The virtue of temperance

Contentment needs to be earned by exercising self-restraint. It is not merely a question of reaching the satiation point. Contentment is the result of what happens after enough is enough. 
If more is always better, then contentment is never possible. What makes contentment possible is the positive feeling one gets for having made something of value. That's not what happens when you have things, that's what happens when you take what you have and you decide how much of it you do need and how much you can use to give to others and to the world to make for themselves. 
Abundance is not about having more, it's about having enough so you can (a) do more; and then (b) help others to do more. When you cross over into the world of doing, it stops you from a concern with the having of more and pre-occupies you with the challenge of the making of more. Appetites arising from hunger put you into the frame of mind of wanting more and more; appreciation of what's been given to you, which arises from abundance, puts you in the frame of mind of wanting to give back. That process of giving back needs to happen by transforming the liquid into the illiquid, from the alienable to the inalienable, from consuming into producing. 

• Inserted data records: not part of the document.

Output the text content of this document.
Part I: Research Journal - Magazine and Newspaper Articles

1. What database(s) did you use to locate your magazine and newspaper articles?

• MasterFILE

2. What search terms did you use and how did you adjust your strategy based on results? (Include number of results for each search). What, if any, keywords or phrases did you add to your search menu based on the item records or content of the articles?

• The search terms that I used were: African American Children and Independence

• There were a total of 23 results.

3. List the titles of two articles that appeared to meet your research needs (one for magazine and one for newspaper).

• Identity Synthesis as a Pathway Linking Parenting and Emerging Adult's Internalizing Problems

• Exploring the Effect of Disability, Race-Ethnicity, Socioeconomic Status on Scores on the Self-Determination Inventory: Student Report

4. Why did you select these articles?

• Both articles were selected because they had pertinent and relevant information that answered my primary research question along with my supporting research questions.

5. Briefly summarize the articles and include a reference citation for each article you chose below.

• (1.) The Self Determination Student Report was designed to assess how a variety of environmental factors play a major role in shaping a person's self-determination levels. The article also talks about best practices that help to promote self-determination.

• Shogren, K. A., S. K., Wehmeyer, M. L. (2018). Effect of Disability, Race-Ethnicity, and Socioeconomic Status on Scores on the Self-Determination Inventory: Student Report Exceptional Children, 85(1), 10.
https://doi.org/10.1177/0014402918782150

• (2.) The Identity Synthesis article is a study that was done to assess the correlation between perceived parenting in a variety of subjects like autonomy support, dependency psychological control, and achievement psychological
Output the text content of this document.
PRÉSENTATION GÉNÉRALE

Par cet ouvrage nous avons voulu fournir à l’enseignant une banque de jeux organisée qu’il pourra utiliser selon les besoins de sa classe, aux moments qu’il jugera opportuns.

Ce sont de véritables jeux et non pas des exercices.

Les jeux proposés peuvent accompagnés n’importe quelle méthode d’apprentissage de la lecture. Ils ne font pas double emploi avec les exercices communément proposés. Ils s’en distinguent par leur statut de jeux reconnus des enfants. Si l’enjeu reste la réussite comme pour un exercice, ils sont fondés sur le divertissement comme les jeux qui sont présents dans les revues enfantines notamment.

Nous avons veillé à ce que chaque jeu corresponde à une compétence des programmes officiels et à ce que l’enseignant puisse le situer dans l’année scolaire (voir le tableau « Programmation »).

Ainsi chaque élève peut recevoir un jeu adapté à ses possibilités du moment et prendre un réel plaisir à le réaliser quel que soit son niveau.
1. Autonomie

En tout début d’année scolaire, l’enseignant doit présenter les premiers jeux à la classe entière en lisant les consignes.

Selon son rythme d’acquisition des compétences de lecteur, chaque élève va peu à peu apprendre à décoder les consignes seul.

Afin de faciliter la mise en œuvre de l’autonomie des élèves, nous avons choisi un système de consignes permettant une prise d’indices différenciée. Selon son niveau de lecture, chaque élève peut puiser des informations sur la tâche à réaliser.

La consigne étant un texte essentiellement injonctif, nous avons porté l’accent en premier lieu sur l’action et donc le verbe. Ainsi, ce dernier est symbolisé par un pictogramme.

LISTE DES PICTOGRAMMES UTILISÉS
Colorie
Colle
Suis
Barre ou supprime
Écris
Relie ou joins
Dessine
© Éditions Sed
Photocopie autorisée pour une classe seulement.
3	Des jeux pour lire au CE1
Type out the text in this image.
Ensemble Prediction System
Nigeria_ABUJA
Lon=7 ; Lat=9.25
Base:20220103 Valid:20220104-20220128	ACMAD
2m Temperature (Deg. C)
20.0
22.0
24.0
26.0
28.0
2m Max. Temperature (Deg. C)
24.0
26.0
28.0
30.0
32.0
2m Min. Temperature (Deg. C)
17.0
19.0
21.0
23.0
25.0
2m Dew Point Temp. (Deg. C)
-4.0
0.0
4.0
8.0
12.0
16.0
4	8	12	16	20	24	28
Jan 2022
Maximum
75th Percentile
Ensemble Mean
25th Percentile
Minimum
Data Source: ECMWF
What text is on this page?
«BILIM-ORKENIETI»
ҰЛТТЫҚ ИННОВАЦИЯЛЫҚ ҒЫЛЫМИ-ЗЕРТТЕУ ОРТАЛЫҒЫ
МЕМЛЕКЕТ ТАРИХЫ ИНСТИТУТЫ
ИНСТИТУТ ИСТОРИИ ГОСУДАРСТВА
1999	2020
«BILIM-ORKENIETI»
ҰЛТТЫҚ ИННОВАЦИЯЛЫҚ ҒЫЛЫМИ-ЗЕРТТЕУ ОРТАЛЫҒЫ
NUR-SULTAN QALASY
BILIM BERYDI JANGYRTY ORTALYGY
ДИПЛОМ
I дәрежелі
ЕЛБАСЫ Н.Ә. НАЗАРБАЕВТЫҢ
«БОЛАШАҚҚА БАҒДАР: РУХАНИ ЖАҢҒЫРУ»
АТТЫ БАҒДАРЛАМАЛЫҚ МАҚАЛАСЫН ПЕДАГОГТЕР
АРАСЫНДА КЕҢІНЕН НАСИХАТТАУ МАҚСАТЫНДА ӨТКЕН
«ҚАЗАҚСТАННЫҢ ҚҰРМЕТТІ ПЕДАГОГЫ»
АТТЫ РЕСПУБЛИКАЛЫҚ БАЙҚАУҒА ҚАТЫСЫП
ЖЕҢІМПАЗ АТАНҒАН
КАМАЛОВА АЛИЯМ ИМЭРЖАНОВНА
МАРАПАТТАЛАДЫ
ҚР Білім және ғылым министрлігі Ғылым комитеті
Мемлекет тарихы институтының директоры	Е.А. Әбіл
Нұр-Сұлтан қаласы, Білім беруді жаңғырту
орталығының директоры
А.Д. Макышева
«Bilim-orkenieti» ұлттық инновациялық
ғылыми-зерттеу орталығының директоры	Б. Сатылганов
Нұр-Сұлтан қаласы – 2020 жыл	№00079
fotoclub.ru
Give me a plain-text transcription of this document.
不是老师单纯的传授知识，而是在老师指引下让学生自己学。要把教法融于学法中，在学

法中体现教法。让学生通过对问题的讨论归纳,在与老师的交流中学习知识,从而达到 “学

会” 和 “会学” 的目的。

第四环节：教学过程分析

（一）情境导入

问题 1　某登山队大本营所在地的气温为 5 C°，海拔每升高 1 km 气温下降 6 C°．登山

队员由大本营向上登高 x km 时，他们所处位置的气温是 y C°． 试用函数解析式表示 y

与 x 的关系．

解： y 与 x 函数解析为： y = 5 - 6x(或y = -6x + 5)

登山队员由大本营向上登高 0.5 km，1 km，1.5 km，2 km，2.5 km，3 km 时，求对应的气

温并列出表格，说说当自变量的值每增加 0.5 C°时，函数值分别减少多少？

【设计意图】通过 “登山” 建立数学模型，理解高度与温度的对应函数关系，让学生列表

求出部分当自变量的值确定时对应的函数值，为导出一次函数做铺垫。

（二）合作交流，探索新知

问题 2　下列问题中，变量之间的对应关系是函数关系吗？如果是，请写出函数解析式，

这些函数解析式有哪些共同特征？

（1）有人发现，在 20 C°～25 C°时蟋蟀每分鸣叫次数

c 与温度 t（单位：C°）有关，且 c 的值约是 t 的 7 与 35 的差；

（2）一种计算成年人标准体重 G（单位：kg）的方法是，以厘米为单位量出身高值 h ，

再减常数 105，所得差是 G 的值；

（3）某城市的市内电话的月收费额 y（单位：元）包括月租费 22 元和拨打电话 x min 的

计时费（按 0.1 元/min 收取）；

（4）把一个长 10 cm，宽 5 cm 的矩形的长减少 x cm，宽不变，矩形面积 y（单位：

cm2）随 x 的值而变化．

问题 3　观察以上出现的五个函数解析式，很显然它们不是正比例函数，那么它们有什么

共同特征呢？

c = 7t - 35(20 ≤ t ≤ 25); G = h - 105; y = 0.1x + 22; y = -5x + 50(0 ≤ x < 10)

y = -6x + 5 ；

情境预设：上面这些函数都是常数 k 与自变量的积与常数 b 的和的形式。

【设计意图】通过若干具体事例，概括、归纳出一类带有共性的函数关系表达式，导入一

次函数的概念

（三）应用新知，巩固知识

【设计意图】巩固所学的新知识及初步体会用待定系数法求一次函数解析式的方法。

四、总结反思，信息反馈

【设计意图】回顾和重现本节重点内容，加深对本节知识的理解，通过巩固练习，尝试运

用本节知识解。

In order to appreciate you have to recognize the other and respect what's his that he gave to you. Contentment comes of learning self-restraint, and knowing when to stop trying to sate oneself and instead to start to redeem the excess one has acquired. The transformation of material abundance into the institutional strength and the character strength that fortifies a civilization requires a bleeding through of that character strength into the appetites that drive the acquisition of material bounty. 
The simplest expression of that bleeding through is the exercise of self-restraint in the pursuit of abundance, better known as the virtue of temperance. All the virtues have the same properties of requiring a measure of self-restraint as well as of the transformation of the material into the characterological. 
Contentment is the outcome of virtue, not of satiation. Virtue is the training of one's tastes and preferences to the purposes of caring and contentment. That training begins with the recognition of abundance and the appreciation of the other's role in achieving that abundance. Autonomy is what comes of having enough so that you can go make something of yourself. Autonomy is the ability to achieve contentment. The duty of legitimate authority is to harness social surplus to the broadest cultivation of autonomy possible in the society. 
The proper mechanism of an economic system is to create that quantity of surplus which could underwrite the political system's creation of the most autonomy possible at any given moment in a nation's history. 
The deepening of a people's character is reflected in the heightening of their values.